When I pray it is an orifice of horror and pain, the edges of pure love.

Which is only known through what I eat. The sick saltiness of fried bacon, the shiny quality of a fulfilled pair of lips. When I love someone I think about eating them and my nails grow dirty and long.

Perhaps this is not love, but it is what I know. Everything else is too political and I am not a competent citizen.

The pig organ is very similar to the human organ.

Ben had a shiny face and a big mouth. From what I hear he became somewhat of a pig in regards to the ladies. But I see sweetness in the people I meet and he was a sweet. It is hard to think of the bracelets of vomit that ringed him at the precipice of frenzy, the anorexia and aporia that teased him with little thongs of death.

Sometimes he was filled with joy. He was poor and worked a million jobs so he could school. He was poor and white and skinny and self death was a warm sea.

My love is alive and pale and skinny and I can see his clavicles ringing like winter bells and perhaps I want to put my teeth there and suck the bones. His favorite nonfiction book is by Iris Chang, the rape of Nanking.

Sometimes I don’t want to write poems but I am not good at anything else.

Poems are stupid like pigs and make me cruel and fat.

Someone once accused me of being culturally white and it is true. I am so white that I can’t see my own dandruff.

When I saw The Elephant Man and when he said my life is full because I know I am loved or something I wept and wept and wept and wept and wept because of dramatic irony and because I know his brothers.

Only cry alone, what I do. I am obsessed with my weakness and do not want to share. I hate Barney and I hate to hurt.

I plod through the world thinking oh no oh no oh no oh no
because I see things like burning ladies
and people with no faces and I cannot do anything and there is a certain agricultural manufacturing of sorrow that happens within me.
I am also aware of more nuanced conditions of existence
and of strength, which is strange and mythical to me.
I am of the feeble fever
the boar luxury
the surveyor of suffering’s safari
including my own, the tiny spit pearl of universal want.

There is an irony that runs through my whiteness.

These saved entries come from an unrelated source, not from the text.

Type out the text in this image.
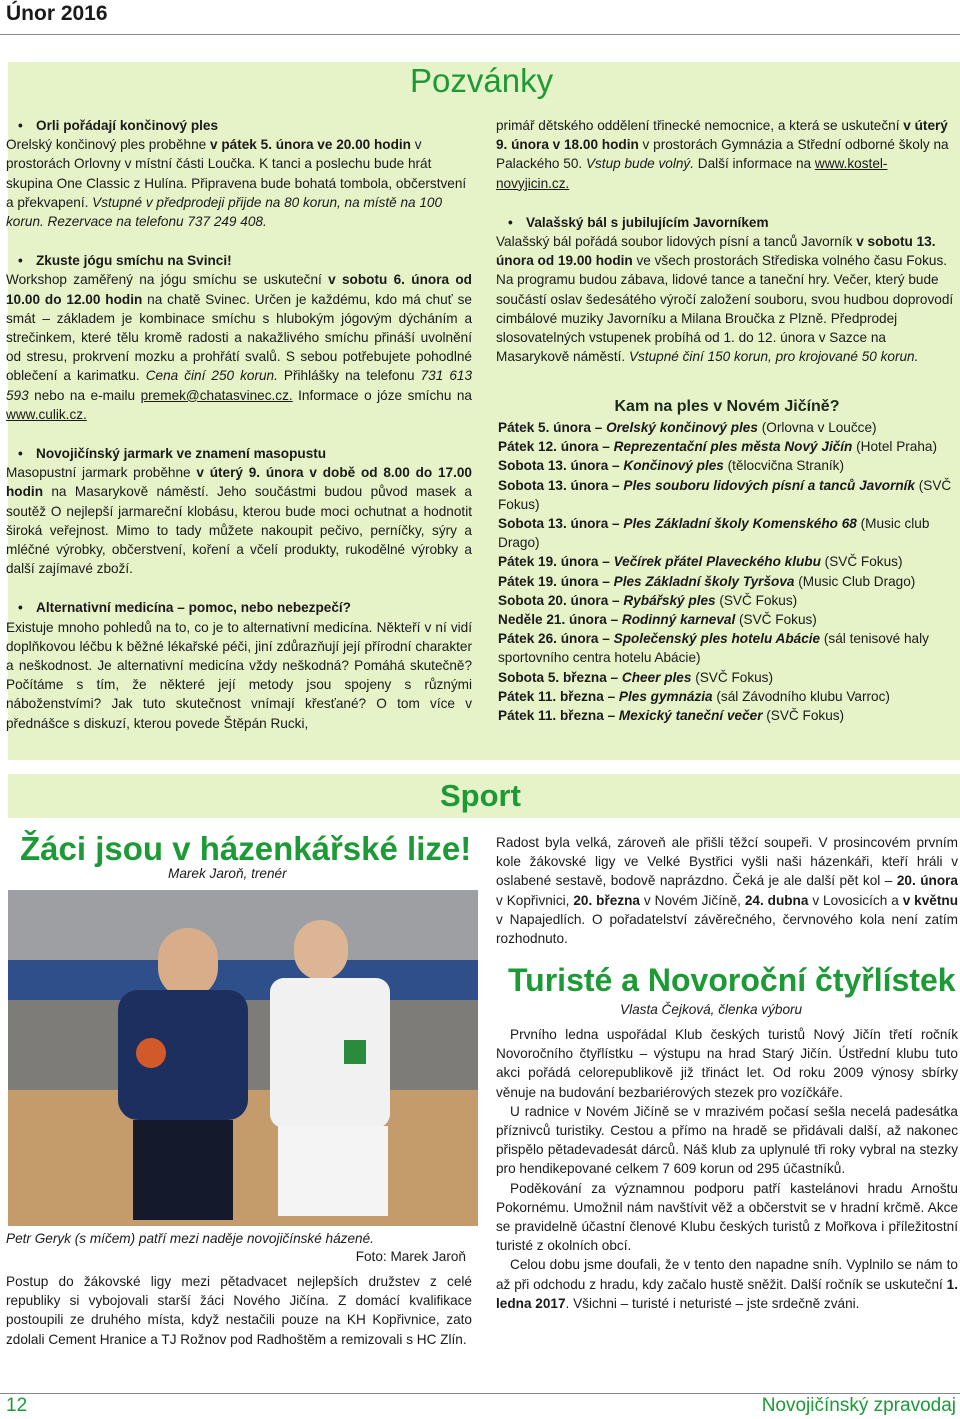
Únor 2016
Pozvánky
• Orli pořádají končinový ples

Orelský končinový ples proběhne v pátek 5. února ve 20.00 hodin v prostorách Orlovny v místní části Loučka. K tanci a poslechu bude hrát skupina One Classic z Hulína. Připravena bude bohatá tombola, občerstvení a překvapení. Vstupné v předprodeji přijde na 80 korun, na místě na 100 korun. Rezervace na telefonu 737 249 408.

• Zkuste jógu smíchu na Svinci!

Workshop zaměřený na jógu smíchu se uskuteční v sobotu 6. února od 10.00 do 12.00 hodin na chatě Svinec. Určen je každému, kdo má chuť se smát – základem je kombinace smíchu s hlubokým jógovým dýcháním a strečinkem, které tělu kromě radosti a nakažlivého smíchu přináší uvolnění od stresu, prokrvení mozku a prohřátí svalů. S sebou potřebujete pohodlné oblečení a karimatku. Cena činí 250 korun. Přihlášky na telefonu 731 613 593 nebo na e-mailu premek@chatasvinec.cz. Informace o józe smíchu na www.culik.cz.

• Novojičínský jarmark ve znamení masopustu

Masopustní jarmark proběhne v úterý 9. února v době od 8.00 do 17.00 hodin na Masarykově náměstí. Jeho součástmi budou původ masek a soutěž O nejlepší jarmareční klobásu, kterou bude moci ochutnat a hodnotit široká veřejnost. Mimo to tady můžete nakoupit pečivo, perníčky, sýry a mléčné výrobky, občerstvení, koření a včelí produkty, rukodělné výrobky a další zajímavé zboží.

• Alternativní medicína – pomoc, nebo nebezpečí?

Existuje mnoho pohledů na to, co je to alternativní medicína. Někteří v ní vidí doplňkovou léčbu k běžné lékařské péči, jiní zdůrazňují její přírodní charakter a neškodnost. Je alternativní medicína vždy neškodná? Pomáhá skutečně? Počítáme s tím, že některé její metody jsou spojeny s různými náboženstvími? Jak tuto skutečnost vnímají křesťané? O tom více v přednášce s diskuzí, kterou povede Štěpán Rucki,

primář dětského oddělení třinecké nemocnice, a která se uskuteční v úterý 9. února v 18.00 hodin v prostorách Gymnázia a Střední odborné školy na Palackého 50. Vstup bude volný. Další informace na www.kostel-novyjicin.cz.

• Valašský bál s jubilujícím Javorníkem

Valašský bál pořádá soubor lidových písní a tanců Javorník v sobotu 13. února od 19.00 hodin ve všech prostorách Střediska volného času Fokus. Na programu budou zábava, lidové tance a taneční hry. Večer, který bude součástí oslav šedesátého výročí založení souboru, svou hudbou doprovodí cimbálové muziky Javorníku a Milana Broučka z Plzně. Předprodej slosovatelných vstupenek probíhá od 1. do 12. února v Sazce na Masarykově náměstí. Vstupné činí 150 korun, pro krojované 50 korun.

Kam na ples v Novém Jičíně?
Pátek 5. února – Orelský končinový ples (Orlovna v Loučce)
Pátek 12. února – Reprezentační ples města Nový Jičín (Hotel Praha)
Sobota 13. února – Končinový ples (tělocvična Straník)
Sobota 13. února – Ples souboru lidových písní a tanců Javorník (SVČ Fokus)
Sobota 13. února – Ples Základní školy Komenského 68 (Music club Drago)
Pátek 19. února – Večírek přátel Plaveckého klubu (SVČ Fokus)
Pátek 19. února – Ples Základní školy Tyršova (Music Club Drago)
Sobota 20. února – Rybářský ples (SVČ Fokus)
Neděle 21. února – Rodinný karneval (SVČ Fokus)
Pátek 26. února – Společenský ples hotelu Abácie (sál tenisové haly sportovního centra hotelu Abácie)
Sobota 5. března – Cheer ples (SVČ Fokus)
Pátek 11. března – Ples gymnázia (sál Závodního klubu Varroc)
Pátek 11. března – Mexický taneční večer (SVČ Fokus)
Sport
Žáci jsou v házenkářské lize!
Marek Jaroň, trenér
Petr Geryk (s míčem) patří mezi naděje novojičínské házené.
Foto: Marek Jaroň
Postup do žákovské ligy mezi pětadvacet nejlepších družstev z celé republiky si vybojovali starší žáci Nového Jičína. Z domácí kvalifikace postoupili ze druhého místa, když nestačili pouze na KH Kopřivnice, zato zdolali Cement Hranice a TJ Rožnov pod Radhoštěm a remizovali s HC Zlín.
Radost byla velká, zároveň ale přišli těžcí soupeři. V prosincovém prvním kole žákovské ligy ve Velké Bystřici vyšli naši házenkáři, kteří hráli v oslabené sestavě, bodově naprázdno. Čeká je ale další pět kol – 20. února v Kopřivnici, 20. března v Novém Jičíně, 24. dubna v Lovosicích a v květnu v Napajedlích. O pořadatelství závěrečného, červnového kola není zatím rozhodnuto.
Turisté a Novoroční čtyřlístek
Vlasta Čejková, členka výboru

Prvního ledna uspořádal Klub českých turistů Nový Jičín třetí ročník Novoročního čtyřlístku – výstupu na hrad Starý Jičín. Ústřední klubu tuto akci pořádá celorepublikově již třináct let. Od roku 2009 výnosy sbírky věnuje na budování bezbariérových stezek pro vozíčkáře.

U radnice v Novém Jičíně se v mrazivém počasí sešla necelá padesátka příznivců turistiky. Cestou a přímo na hradě se přidávali další, až nakonec přispělo pětadevadesát dárců. Náš klub za uplynulé tři roky vybral na stezky pro hendikepované celkem 7 609 korun od 295 účastníků.

Poděkování za významnou podporu patří kastelánovi hradu Arnoštu Pokornému. Umožnil nám navštívit věž a občerstvit se v hradní krčmě. Akce se pravidelně účastní členové Klubu českých turistů z Mořkova i příležitostní turisté z okolních obcí.

Celou dobu jsme doufali, že v tento den napadne sníh. Vyplnilo se nám to až při odchodu z hradu, kdy začalo hustě sněžit. Další ročník se uskuteční 1. ledna 2017. Všichni – turisté i neturisté – jste srdečně zváni.

12	Novojičínský zpravodaj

I no longer aspire to be great. oh no oh no oh no oh

Throngs of pain sheep dazzle my mind at night.

My body is feeble and fatty. I cannot build a house. I watch through the pinhole in the door the big bad. The big bad speaks to me and I watch.

I know of a great uplift like the flight of flesh and I have seen the flying pig. Maybe this ugliness will flap its paper wings.

It is a modern world full of modern pigs, dark, blubbery pink pigs capable of ecstasy.

I want to be like Mother Teresa and carry my emptiness
deep inside like a pearl.

I want to fold my brothers into my decay.